Workforce shortages. As noted previously, several states experienced challenges in recruiting and hiring certain types of staff, such as peer support staff in rural areas. Strategies to attract and retain employees included offering competitive salaries and leveraging professional networks within the state to advertise CCBHC positions.
Inexperience in providing specific services to certain populations. CCBHCs in some states were required to add new service lines, to fulfill demonstration criteria. CCBHCs in other states needed to expand certain services to new populations, such as youth in order to become a CCBHC.
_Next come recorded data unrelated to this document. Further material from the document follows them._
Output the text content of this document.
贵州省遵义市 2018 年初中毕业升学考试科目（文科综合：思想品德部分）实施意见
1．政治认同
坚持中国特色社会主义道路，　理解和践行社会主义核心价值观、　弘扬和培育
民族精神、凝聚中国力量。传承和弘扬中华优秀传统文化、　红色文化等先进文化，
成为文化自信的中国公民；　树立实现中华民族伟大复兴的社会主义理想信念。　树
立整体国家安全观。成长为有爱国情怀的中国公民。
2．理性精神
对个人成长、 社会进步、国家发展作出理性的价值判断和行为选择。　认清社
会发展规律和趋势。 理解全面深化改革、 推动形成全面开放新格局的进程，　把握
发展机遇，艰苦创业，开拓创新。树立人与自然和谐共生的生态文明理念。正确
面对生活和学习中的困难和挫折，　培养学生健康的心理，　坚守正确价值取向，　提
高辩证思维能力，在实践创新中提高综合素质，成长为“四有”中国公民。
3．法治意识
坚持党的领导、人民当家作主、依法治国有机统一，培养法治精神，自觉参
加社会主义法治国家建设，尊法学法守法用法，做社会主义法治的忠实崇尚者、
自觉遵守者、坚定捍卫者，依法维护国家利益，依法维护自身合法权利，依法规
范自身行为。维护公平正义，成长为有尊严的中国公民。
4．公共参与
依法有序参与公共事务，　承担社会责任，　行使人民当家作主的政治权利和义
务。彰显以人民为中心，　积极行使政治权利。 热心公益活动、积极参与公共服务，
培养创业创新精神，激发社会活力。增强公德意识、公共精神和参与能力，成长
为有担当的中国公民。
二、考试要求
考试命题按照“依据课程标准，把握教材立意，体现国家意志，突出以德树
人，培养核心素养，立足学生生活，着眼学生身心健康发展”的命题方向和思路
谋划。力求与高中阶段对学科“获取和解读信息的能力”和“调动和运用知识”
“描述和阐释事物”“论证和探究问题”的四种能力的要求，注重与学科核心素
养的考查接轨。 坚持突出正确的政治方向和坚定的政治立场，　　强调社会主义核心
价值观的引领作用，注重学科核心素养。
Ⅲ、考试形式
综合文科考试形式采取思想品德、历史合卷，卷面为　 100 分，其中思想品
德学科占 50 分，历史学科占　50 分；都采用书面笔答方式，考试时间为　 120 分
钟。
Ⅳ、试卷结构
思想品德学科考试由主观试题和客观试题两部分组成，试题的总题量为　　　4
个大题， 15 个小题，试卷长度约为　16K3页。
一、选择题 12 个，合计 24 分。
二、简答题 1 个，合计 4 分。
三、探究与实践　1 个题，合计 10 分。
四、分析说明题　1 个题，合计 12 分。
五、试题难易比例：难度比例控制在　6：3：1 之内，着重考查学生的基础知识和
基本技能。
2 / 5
Billing and claims/encounter data. States supported CCBHCs in administering PPS claims and recording encounters during the planning phase and the initial months of the demonstration. In the March 2018 interviews, officials from all states reported that the CCBHCs were using the systems they had put in place, the payment and encounter information was being appropriately recorded and submitted, and the PPS claims were being paid. However, most state officials also noted that they have not yet conducted detailed audits, so early impressions are subject to change. For instance, detailed audits of the data would be required to identify gaps in the encounter data or systematic errors in PPS claims.